LBB> At the centre of this idea, originally, was a retail environment where people are trying on headphones. That’s not totally Covid friendly all over the world, so it must have taken some thought.

Stefanie> It's interesting. We were wondering how retailers are responding to this sort of active trial and it's all over the place. Some retailers just opened it up and we see in some markets, consumers not being shy about grabbing the headphones and doing what they've done before. Others are putting boxes over their installation. So it varies. And we expect that it will continue to shift as countries go on and off and on in lockdowns.

Ben> From a customer experience point of view, if you're in the market for wanting to get a new pair of headphones, there's a monument when you're researching, which is also where that digital platform can actually really benefit us, because if you’re researching brands and Sennheiser is in your repertoire then you can go and test the headphones you've got on your head right now, and you will be putting them to the test. So if you're having a slightly substandard experience listening to it, or struggling to hear the clarity, it's because of the headphones you're wearing, not because of anything else. So it can also help you make that decision between Sennheiser and another. In a way, that pivot into the digital platform for us is really helping to help people make that decision.  

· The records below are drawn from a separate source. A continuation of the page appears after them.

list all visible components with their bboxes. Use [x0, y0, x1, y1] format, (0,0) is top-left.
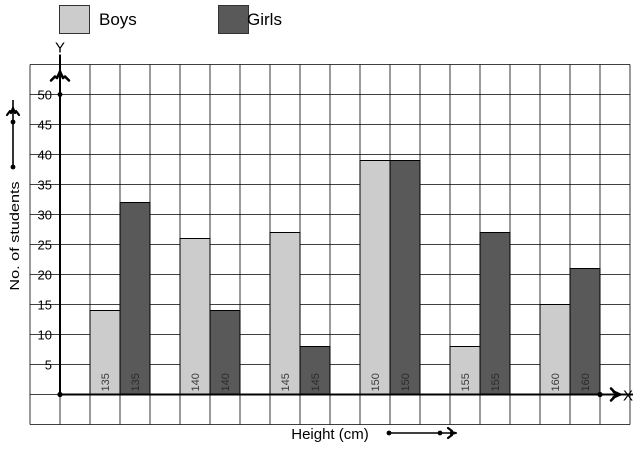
- svg-text:160: 160: [550, 373, 562, 391]
- svg-text:135: 135: [100, 373, 112, 391]
- svg-text:140: 140: [220, 373, 232, 391]
- svg-text:145: 145: [280, 373, 292, 391]
- svg-text:155: 155: [460, 373, 472, 391]
- svg-text:45: 45: [38, 118, 52, 133]
- svg-text:140: 140: [190, 373, 202, 391]
- svg-text:Y: Y: [55, 40, 65, 57]
- svg-text:25: 25: [38, 238, 52, 253]
- svg-text:15: 15: [38, 298, 52, 313]
- svg-text:No. of students: No. of students: [8, 181, 22, 290]
- svg-text:30: 30: [38, 208, 52, 223]
- svg-text:20: 20: [38, 268, 52, 283]
- svg-text:Height (cm): Height (cm): [291, 426, 369, 443]
- svg-text:135: 135: [130, 373, 142, 391]
- svg-text:10: 10: [38, 328, 52, 343]
- svg-text:150: 150: [400, 373, 412, 391]
- svg-text:50: 50: [38, 88, 52, 103]
- svg-text:35: 35: [38, 178, 52, 193]
- svg-text:40: 40: [38, 148, 52, 163]
- svg-text:150: 150: [370, 373, 382, 391]
- svg-text:155: 155: [490, 373, 502, 391]
- svg-text:145: 145: [310, 373, 322, 391]
- svg-text:X: X: [623, 388, 633, 405]
- svg-text:160: 160: [580, 373, 592, 391]
- svg-text:5: 5: [45, 358, 52, 373]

LBB> What are the biggest lessons you’ve taken from this?

Ben> Tim always talked about really listening. Because I was asking him a lot about headphones. And he said when you put headphones on it's escapism, but really it's about being able to learn to listen, really hearing what is coming through. So I've found myself replaying songs back with my Sennheiser headphones. I was actually noticing the difference in songs and I was able to pick out certain aspects of it.  

Understanding human music creation versus electronic music creation, experiencing first hand musicians, playing not the final track, but the elements of it. As a person that's not inside the industry, to be able to experience that was a great learning and a great experience. To see how we can bring human elements into this purposefully and keep it there.

I've obviously learned a huge amount about music creation, curation, ensembles, you know, even the musicians that Tim picked were there to demonstrate certain aspects. I don’t think I'll be making my own music any time soon, but I definitely learned an awful lot about the process and about listening, more importantly.